0
votes

After preprocessing the pyspark dataframe , I am trying to apply pipeline to it but I am getting below error:

java.lang.AssertionError: assertion failed: No plan for MetastoreRelation.

What is the meaning of this and how to solve this. My code has become quite large, so I will explain the steps 1. I have 8000 columns and 68k rows in my spark dataframe. Out of 8k columns, 500 are categorical to which I applied pyspark.ml one hot encoding as a stage in ml.pipeline encoders2 = [OneHotEncoder(inputCol=c, outputCol="{0}_enc".format(c)) for c in cat_numeric[i:i+2]]
but this is very slow and even after 3 hours it was not complete.
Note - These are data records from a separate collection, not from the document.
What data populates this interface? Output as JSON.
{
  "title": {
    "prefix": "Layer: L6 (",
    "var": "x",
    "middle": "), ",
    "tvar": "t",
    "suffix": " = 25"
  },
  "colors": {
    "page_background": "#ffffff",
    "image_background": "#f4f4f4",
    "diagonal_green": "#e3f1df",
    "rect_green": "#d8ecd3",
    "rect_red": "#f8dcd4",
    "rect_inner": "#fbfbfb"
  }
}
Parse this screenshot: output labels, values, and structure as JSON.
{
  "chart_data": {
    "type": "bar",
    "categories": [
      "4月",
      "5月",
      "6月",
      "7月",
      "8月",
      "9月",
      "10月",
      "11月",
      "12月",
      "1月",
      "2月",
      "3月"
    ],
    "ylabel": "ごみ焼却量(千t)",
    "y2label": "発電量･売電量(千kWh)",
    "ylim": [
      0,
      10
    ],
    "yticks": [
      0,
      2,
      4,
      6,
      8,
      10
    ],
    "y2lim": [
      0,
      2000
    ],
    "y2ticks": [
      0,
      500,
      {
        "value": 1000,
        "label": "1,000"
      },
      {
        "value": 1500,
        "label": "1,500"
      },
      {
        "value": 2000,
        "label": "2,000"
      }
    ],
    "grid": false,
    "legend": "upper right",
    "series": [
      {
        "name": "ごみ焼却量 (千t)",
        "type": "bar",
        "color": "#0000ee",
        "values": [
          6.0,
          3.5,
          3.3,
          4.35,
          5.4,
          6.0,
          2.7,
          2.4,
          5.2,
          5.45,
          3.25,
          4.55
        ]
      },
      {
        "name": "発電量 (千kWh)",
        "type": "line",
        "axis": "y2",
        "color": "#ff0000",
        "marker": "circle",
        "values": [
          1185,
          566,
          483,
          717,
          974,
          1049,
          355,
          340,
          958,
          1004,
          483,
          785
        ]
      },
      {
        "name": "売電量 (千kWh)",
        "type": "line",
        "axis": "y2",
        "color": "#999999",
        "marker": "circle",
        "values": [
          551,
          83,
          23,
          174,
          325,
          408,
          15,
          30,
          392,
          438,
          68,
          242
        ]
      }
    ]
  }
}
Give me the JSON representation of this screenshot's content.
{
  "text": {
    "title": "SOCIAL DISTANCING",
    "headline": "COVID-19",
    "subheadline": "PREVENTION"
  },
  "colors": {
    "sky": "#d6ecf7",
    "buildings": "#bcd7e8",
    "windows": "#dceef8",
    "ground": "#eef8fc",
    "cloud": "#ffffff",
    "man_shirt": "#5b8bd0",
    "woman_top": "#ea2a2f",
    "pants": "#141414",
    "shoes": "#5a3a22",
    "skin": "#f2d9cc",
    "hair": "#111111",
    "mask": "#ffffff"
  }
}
I am using 40gb memory on each of 12 nodes!. 2. So I am reading 100 columns from pyspark dataframe , creating pandas dataframe from that and doing one hot encoding. Then I transform pandas daaframe back into pyspark data and merge it with original dataframe. 3. Then I try to apply pipeline with stages of string indexer and OHE for categorical string features which are just 5 and then assembler to create 'features' and 'labels' . But in this stage I get the above error. 4. Please let me know if my approach is wrong or if I am missing anything. Also let me know if you want more information. Thanks

1
It's hard to tell what exactly is the rootcause, may be some code snippet can help to understand it properly. can you please add sample code.Rahul Sharma
Please add this details to your question by edit option.Rahul Sharma
@squid I am getting this error even when I run df.count() on my pyspark dataframe.Ajg

1 Answers

1
votes

This error was due to the order of joining the 2 pyspark dataframes. I tried changing the order of join from say a.join(b) to b.join(a) and its working.